“No hay historia muda, por mucho que la quemen, por mucho que la rompan, por mucho que la mientan, la historia humana se niega a callarse la boca”.

Así inicia la liturgia.

Acudo a la representación de El pan y la Sal en El Lliure de Barcelona, texto teatral de Raúl Quirós que se documenta en el llamado “Juicio a la memoria histórica”. Un elenco con actores de los de verdad.

Sorprende la veracidad que destila María Galiana. Es increíble cómo se desvanece la imagen que tenemos de ella cuando empieza a dar voz a María Martín, una mujer a la que le arrebataron a su madre apenas había cumplido los 6 años de edad.
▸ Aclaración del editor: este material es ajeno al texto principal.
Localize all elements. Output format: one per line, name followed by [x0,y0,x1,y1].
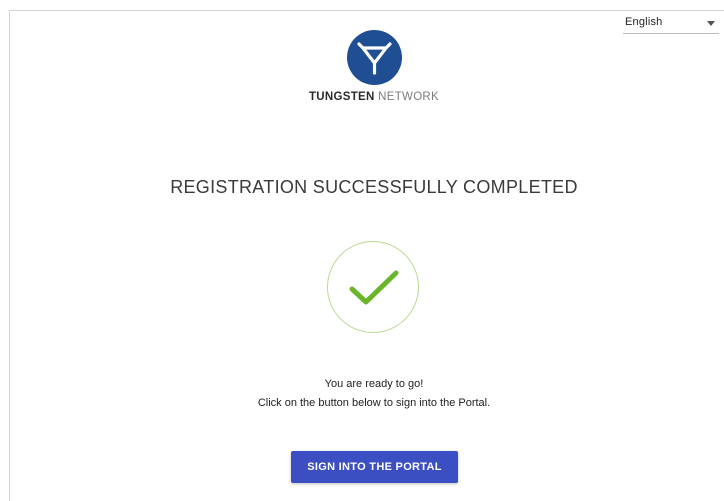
tungsten-logo-glyph [357,42,392,75]
success-message-line-1: You are ready to go! [324,378,424,390]
brand-name-light: NETWORK [374,91,440,103]
sign-into-portal-button[interactable]: SIGN INTO THE PORTAL [291,451,458,483]
tungsten-logo-icon [347,30,402,85]
success-message-line-2: Click on the button below to sign into t… [257,397,491,409]
brand-name: TUNGSTEN NETWORK [0,91,724,103]
checkmark-icon [349,270,399,305]
page-title: REGISTRATION SUCCESSFULLY COMPLETED [170,177,578,197]
language-dropdown[interactable]: English [623,14,719,34]
chevron-down-icon[interactable] [707,21,715,26]
language-selected-value: English [625,16,663,28]
brand-name-bold: TUNGSTEN [308,91,375,103]
success-badge [327,241,419,333]
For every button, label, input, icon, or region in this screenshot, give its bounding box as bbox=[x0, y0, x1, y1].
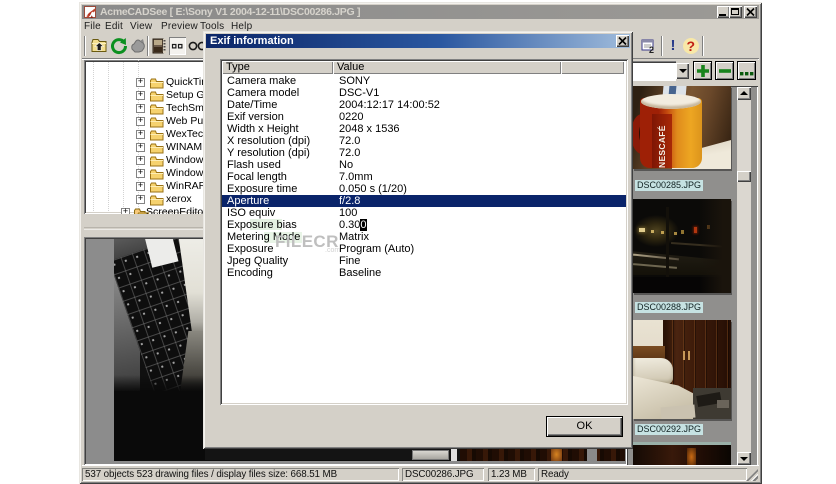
svg-text:2: 2 bbox=[649, 45, 654, 55]
svg-text:?: ? bbox=[687, 38, 696, 54]
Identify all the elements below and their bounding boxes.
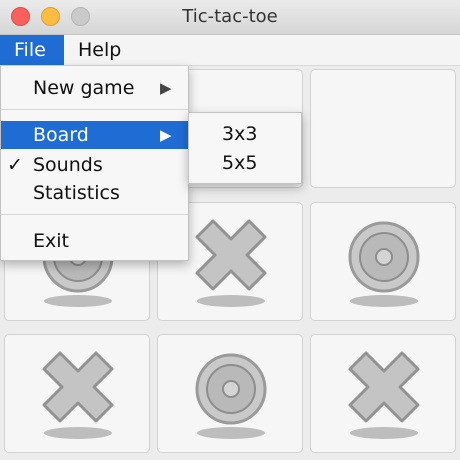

Es una obviedad hablar del prodigio de la voz de José Sacristán, pero no por ello menos cierto. Van desfilando:

Un intenso y lúcido Mario Gas en la piel de Baltasar Garzón defendido con soltura por el personaje de Ginés García Millán. La acusación particular más rancia de la mano de Alberto San Juan, que encarna con solvencia una total y engominada falta de empatía hacia las víctimas. Un historiador que destila oficio en la piel de Emilio Gutiérrez Cava. Confundo a Francesc Orella con un testigo real revelando que “Las víctimas de este país nunca han tenido conciencia ni consciencia de ser víctimas”. Sí, lo confieso, no conocía a este gran intérprete y, aunque a estas alturas ya pueda declararme Merliniana,  entonces… no. Y me pareció un señor contando su vida, así… ¡A veces soy muy Bambi!.

Natalia Muñoz relata con mucho temple la encrucijada del padre de Josefina Usulén: este hombre descubrió con 33 años que tenía una hermana en algún lugar del mundo que desconocía, sí, sí, uno de esos bebés robados al “estilo argentina”.

“Se llevaron el pan y la sal de nuestras casas” dibuja Gloria Muñoz dando luz a Pino Sosa, cuya madre nunca dejó de buscar a su marido “Se lo llevaron vivo y vivo lo reclamaba”.

De amigos de lo ajeno y enemigos de la libertad ajena va la cosa.

Hay frases de la obra que remueven lo más esencial de la dignidad humana. Fausto Canales, el personaje que encarna Sacristán –un miembro de la Asociación por la recuperación de la memoria histórica de Valladolid- al ser interrogado por la acusación sobre si puede considerarse secuestro la desaparición de su progenitor espeta: “Yo sólo sé que no he visto a mi padre desde que tenía 2 años”.

O el súper dato –ofrecido en el epílogo- de que España es el segundo país del mundo después de Camboya en número de desaparecidos. ¡Encabezamos este macabro ranking y nos quedamos tan anchos, como la flamenca del whatsApp!

¡¿Cómo es posible?! No es una cuestión ideológica, es que clama al cielo que se cree una ley que ampara el derecho de los afectados a enterrar con dignidad a sus familiares pero no la provea de fondos, lo que en la práctica es lo mismo que derogarla.

Un país que permite que la biografía de todos estos ciudadanos permanezca cubierta de tierra, se está construyendo sobre fango resbaladizo.

Pienso ahora en España, esta España mía, esta España nuestra, como en dos placas tectónicas que aún deben repararse.

Justicia y reparación reza la consigna.

Y yo no puedo evitar elucubrar qué hubiese sido de este país si otro gallo nos hubiese cantado.

Lo que expone esta dramaturgia no es ideología. Es sentido común, ya digo. Un texto necesario. Debe decirse. Emociona al público y escuece en otro término. Nadie dijo que fuera fácil.

Esto último que yo les lanzo: el imaginar otro cielo para esta nación, sí es ideología. Mi ideología. ¡Ojalá la flor del progreso que crecía exultante no hubiese sido arrancada! Un sistema educativo de calidad inspirado en el ideal de la solidaridad humana, la institución del sufragio femenino, puntos suspensivos… busquen en las hemerotecas. ¡Hagan MEMORIA! España fue abanderada de progresismo.

Pero me estoy yendo a otro terral y lo que hay que teclear a los cuatro vientos es otra cosa. ¡Ojalá que la luz siempre prevalezca!.

¿Saben qué? Como público, necesito escuchar verdad.

Gracias a este equipo maravilloso por entregarse a un trabajo tan comprometido, veraz y genuino.

Gracias Sr. Lima por capitanearlos. Gracias.

Pd. Leo que “El silencio de los otros”, un documental sobre los desaparecidos durante la dictadura franquista fue doblemente premiado en la pasada Berlinale. Y nosotros seguimos aquí, con la casa sin barrer. ¡Qué país!